Thanks, Stan for the link to my previous article. As a testimony to his influence, my first Grandson is named in honor of him. Sullivan Anthony Loyd XXXXX. He had a soft side but as Ed Tom Bell said in No Country for Old men. "Yea. Got some hard bark on him."
( July 2nd, 2017 @ 7:08 pm )
 
He was a great man because his son thought so, and that is high praise: beaufortcountynow.com

I get why your father threw out the image of your mother, and I find it a bittersweet moment poignant purpose to do so. I have been married for 38 years, and I get you dad's impulse.

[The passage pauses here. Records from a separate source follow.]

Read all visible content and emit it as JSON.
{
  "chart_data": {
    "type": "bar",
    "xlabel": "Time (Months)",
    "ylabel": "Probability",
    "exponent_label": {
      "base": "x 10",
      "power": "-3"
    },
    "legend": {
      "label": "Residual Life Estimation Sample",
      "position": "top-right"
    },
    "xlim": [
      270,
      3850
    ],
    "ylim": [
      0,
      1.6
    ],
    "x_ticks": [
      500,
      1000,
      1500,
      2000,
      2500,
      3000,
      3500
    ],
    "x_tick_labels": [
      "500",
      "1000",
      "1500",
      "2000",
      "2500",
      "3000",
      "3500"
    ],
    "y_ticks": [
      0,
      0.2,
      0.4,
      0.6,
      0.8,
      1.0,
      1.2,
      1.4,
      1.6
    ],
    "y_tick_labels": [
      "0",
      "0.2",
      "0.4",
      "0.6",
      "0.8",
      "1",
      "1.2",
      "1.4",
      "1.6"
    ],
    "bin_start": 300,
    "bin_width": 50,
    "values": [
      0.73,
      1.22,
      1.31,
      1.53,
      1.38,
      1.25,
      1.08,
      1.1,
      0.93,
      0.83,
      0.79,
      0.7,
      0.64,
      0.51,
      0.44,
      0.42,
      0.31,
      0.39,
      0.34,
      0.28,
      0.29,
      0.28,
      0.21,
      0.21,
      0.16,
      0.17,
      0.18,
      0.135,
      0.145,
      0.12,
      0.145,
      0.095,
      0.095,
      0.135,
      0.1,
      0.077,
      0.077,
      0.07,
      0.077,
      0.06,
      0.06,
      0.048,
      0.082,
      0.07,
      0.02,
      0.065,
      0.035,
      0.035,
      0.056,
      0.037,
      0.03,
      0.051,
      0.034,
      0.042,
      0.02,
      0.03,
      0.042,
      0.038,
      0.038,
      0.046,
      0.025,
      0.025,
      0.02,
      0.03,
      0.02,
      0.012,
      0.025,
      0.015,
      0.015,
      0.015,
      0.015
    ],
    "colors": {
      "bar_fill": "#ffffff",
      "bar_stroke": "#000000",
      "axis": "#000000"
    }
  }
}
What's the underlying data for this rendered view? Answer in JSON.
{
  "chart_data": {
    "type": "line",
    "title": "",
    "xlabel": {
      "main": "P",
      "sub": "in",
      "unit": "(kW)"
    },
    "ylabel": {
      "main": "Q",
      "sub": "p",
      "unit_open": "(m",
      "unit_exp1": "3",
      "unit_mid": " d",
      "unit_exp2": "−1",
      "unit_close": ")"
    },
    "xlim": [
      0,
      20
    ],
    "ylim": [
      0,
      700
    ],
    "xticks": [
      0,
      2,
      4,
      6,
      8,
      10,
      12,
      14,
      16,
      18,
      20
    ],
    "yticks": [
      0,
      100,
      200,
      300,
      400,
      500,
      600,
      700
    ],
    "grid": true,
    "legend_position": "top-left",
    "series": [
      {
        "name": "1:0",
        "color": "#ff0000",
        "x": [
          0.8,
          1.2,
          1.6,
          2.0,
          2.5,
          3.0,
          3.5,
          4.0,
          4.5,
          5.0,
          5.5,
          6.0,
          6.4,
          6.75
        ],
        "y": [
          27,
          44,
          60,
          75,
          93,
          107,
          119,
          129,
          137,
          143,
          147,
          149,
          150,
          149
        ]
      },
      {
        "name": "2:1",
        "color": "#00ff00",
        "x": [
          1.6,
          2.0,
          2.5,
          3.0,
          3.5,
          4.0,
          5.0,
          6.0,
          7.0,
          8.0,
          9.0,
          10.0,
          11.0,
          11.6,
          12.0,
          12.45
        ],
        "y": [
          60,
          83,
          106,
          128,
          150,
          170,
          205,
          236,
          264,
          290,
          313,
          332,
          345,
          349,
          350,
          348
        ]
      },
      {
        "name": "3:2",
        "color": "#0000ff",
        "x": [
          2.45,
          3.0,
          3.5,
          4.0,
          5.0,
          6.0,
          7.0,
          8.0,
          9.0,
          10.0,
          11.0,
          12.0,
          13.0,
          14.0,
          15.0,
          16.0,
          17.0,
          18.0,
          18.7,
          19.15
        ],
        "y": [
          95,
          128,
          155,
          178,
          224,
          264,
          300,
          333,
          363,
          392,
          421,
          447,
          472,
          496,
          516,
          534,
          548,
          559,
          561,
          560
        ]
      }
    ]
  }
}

( July 2nd, 2017 @ 6:03 pm )
 
Most people think that was a staged picture. Actually it was taken after he had plowed the garden and we were just laying the rows in the soft plowed ground. I did have a picture of my mom doing the same thing when I came by one day and I and caught them plowing. I took the picture and gave him hell about it. I hung the picture in his shop and everybody got a good laugh out of it. His only response was, "Well hook up and your mom can rest." My brother took this picture and I used it as an example about me pulling my share of the load for a while. After she passed he threw the her picture away saying it was not a joke anymore. But I kept the negative and still have it. He was a hard CEO to work for but I learned a bunch from the ole man.
( July 2nd, 2017 @ 5:56 pm )
 
Bobby Tony, I will always love that iconic image of you and you father plowing the "Good Earth", with you playing the Ox. It is a classic.